3:0 gegen Hertha BSC Berlin: Schalke erarbeitet sich nicht nur eine gute Tabellen-Perspektive, sondern verwandelt auch die erste drohende Saison-Skepsis in Vorfreude auf die nächsten Spiele.

von Norbert Neubaum

Gelsenkirchen

, 01.09.2019, 18:00 Uhr / Lesedauer: 2 min

Und wieder wurde es einem nach dem Spiel warm ums Herz, als das Spiel in der Veltins-Arena abgepfiffen war: Im Gegensatz zum Bayern-Spiel war der Anlass für die fulminante Party-Stimmung diesmal allerdings die erfreulichere Alternative, einen 3:0-Sieg anstatt eine 0:3-Niederlage zu feiern...

Richtige Schlüsse gezogen

Aus dem richtigen und wichtigen Appell, sich nach den positiven Fan-Signalen im Anschluss an die Niederlage gegen den FC Bayern München nicht selbstzufrieden zurückzulehnen, hat Schalkes Mannschaft die richtigen Schlüsse gezogen. Der Sieg gegen Hertha BSC Berlin war nicht nur hochverdient, sondern auch Ausdruck enormer Willenskraft – eine Tugend, die die fast exakt gleiche Mannschaft in der Vorsaison zu oft hat vermissen lassen.

Vor allem war der Erfolg gegen Hertha BSC unheimlich wichtig. Natürlich ist es grotesk, schon vor einem dritten Saison-Spieltag die Parole „Ein Sieg ist Pflicht“ auszurufen. Aber natürlich war völlig klar, was passiert wäre, hätte es mit einem „Dreier“ nicht geklappt: Schalke hätte eine Diskussion mit negativem Zungenschlag gedroht, die sich gerade in einer Länderspiel-Pause kaum einfangen lässt und schon früh in der Saison zum ersten Herbst-Blues führen kann.

Genau deshalb war der Sieg, vor allem aber auch der insgesamt positive Gesamt-Auftritt gegen Berlin so wichtig – denn dem oben beschriebenen Szenario ist Schalke damit eindrucksvoll aus dem Weg gegangen und hat vor allem ein Gefühl geschürt, das fast schon abhanden gekommen schien: Vorfreude auf die kommenden Spiele.

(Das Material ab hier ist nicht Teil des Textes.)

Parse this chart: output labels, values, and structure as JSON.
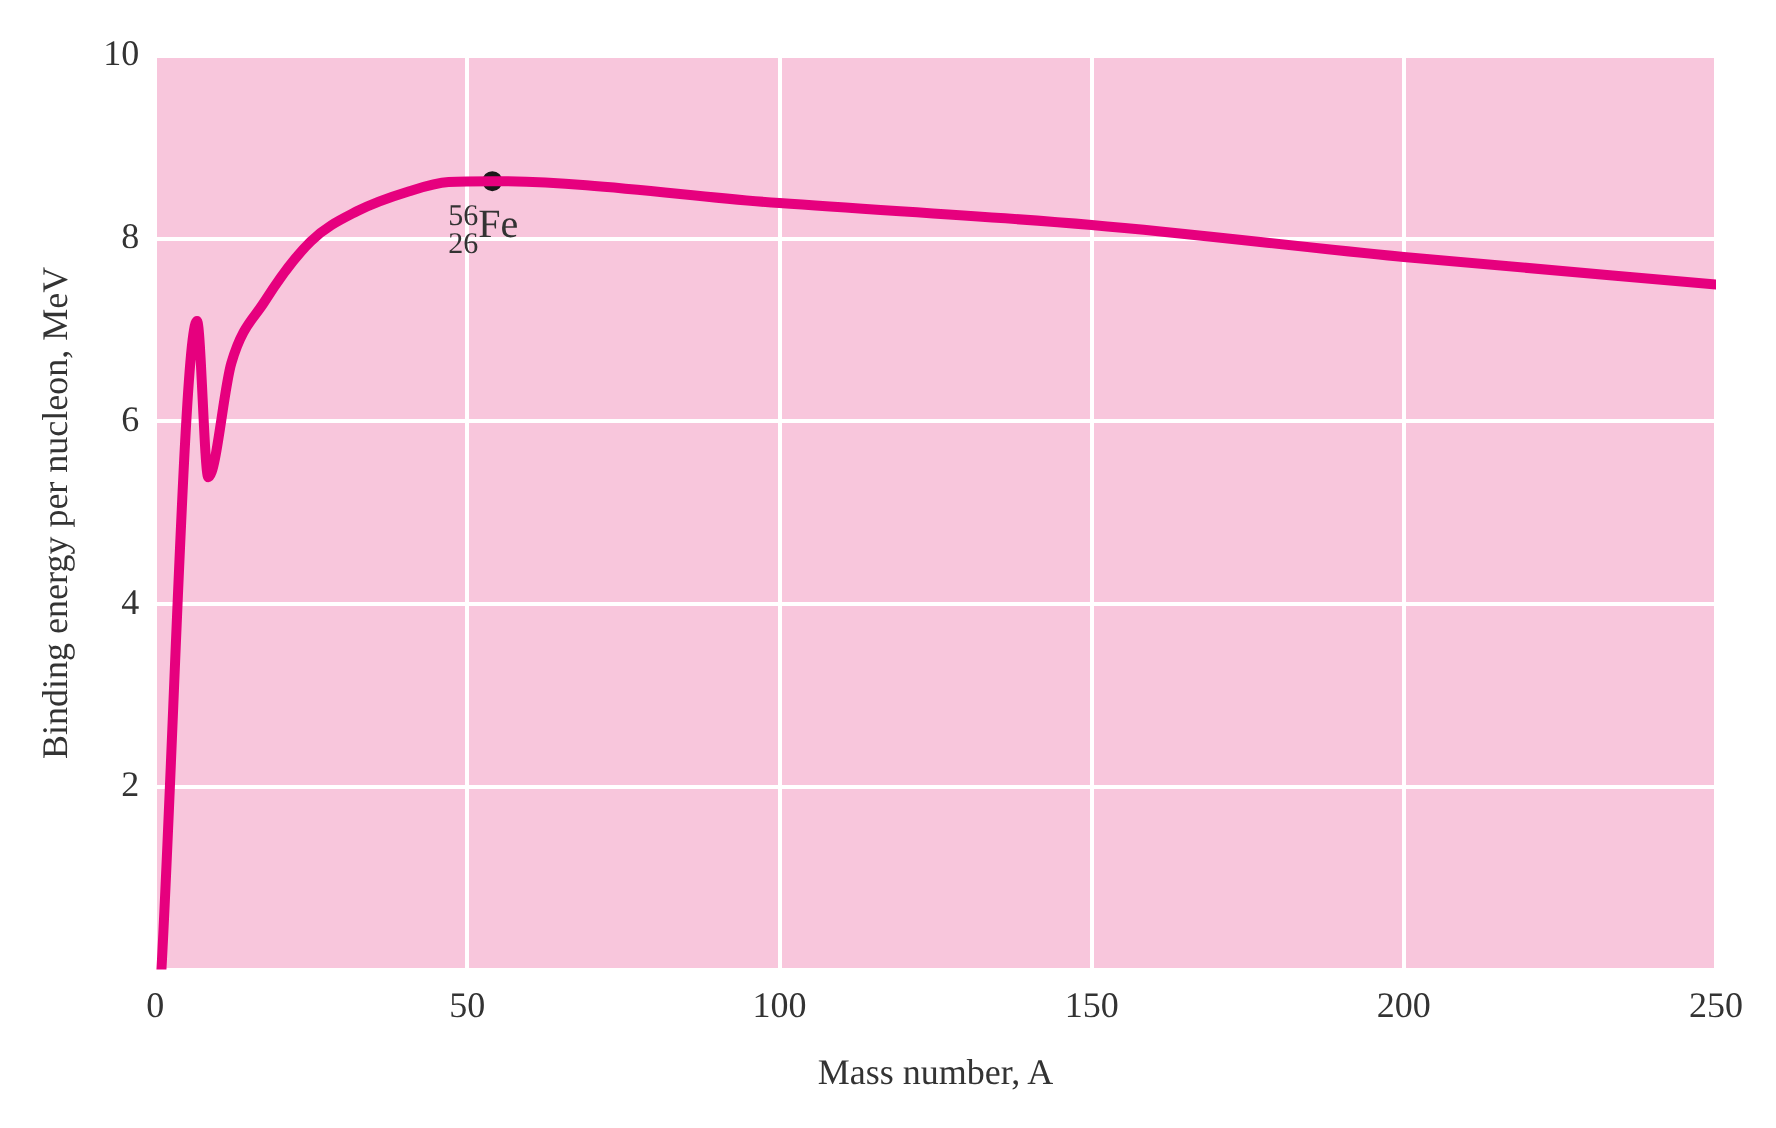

Atmosphärische und sportliche Bedeutung

Denn abseits der atmosphärischen Bedeutung hat der erste Saison-Sieg natürlich auch ganz nüchterne sportliche Konsequenzen: Erstmals seit langer Zeit steht Schalke in der Tabelle perspektivisch ordentlich da – und ausgerechnet die in der Vorbereitung noch als Wackel-Abwehr kritisch beäugte Hintermannschaft, die in den Tests ein paar Tore zu viel kassierte, hat nun in zwei von drei Liga-Spielen bewiesen, dass sie auch „zu Null“ spielen kann.

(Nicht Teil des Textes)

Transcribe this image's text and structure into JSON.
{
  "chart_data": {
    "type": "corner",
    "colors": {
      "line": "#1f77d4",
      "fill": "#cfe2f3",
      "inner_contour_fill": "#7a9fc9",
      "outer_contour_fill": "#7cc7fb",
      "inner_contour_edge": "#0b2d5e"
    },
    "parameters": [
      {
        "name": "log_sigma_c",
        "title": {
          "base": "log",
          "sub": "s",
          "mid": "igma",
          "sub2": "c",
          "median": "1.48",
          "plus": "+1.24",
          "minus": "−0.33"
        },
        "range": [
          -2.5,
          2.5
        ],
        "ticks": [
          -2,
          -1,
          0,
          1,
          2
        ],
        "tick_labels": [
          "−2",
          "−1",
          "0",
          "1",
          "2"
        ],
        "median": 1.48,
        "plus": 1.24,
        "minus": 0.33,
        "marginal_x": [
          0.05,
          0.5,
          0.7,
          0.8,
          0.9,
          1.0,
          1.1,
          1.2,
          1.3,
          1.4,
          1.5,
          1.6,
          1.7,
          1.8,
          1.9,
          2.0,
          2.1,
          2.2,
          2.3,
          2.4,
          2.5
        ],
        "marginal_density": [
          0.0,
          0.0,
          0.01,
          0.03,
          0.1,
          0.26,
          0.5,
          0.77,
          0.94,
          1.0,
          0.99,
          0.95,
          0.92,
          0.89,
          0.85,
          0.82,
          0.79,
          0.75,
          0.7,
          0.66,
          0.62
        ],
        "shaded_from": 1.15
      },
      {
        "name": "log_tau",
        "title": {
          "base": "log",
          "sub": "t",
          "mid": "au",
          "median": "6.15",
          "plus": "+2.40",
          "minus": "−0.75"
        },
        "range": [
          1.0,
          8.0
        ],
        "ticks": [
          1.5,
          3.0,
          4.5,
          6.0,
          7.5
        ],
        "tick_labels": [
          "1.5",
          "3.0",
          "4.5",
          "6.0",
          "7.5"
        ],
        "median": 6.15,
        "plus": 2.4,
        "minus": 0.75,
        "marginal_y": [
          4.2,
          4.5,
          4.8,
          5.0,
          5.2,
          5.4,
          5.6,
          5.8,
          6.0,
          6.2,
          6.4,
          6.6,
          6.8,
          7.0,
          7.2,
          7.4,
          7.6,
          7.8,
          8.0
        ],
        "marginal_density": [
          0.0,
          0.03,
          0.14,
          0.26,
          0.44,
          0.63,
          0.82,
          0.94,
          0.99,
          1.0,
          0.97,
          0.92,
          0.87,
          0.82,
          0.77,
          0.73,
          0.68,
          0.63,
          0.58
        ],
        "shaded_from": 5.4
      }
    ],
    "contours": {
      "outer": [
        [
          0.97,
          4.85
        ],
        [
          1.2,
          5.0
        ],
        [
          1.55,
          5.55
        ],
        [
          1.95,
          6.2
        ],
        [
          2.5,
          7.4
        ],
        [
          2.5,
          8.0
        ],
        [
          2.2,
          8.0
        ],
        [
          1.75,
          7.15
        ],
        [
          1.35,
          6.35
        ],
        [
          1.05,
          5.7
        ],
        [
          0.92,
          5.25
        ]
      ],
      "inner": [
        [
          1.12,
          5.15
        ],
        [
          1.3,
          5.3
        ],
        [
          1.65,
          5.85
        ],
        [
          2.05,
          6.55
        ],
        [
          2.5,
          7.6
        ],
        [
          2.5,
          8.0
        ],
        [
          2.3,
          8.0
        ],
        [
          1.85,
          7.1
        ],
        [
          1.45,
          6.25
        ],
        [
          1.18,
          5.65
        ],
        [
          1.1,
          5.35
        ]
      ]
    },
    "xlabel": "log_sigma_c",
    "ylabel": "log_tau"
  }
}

Und, vielleicht am wichtigsten: Die Bundesliga registriert nun wieder, dass es auf Schalke schwer sein kann, zu gewinnen. In der vergangenen Saison war die Arena, mit Verlaub, so etwas wie ein Selbstbedienungsladen. Wer hier spielte, trat mit dem guten Gefühl an: Hier geht was. Und sah sich danach meistens bestätigt...

Hertha schwach? Schwaches Argument...

Wer jetzt mahnend anmerkt, für derlei Erkenntnisse sei Hertha BSC zu schwach gewesen, sollte auch folgendes berücksichtigen: Stärker waren manche Gegner in der letzten Saison auch nicht. Aber Schalke oft schwächer.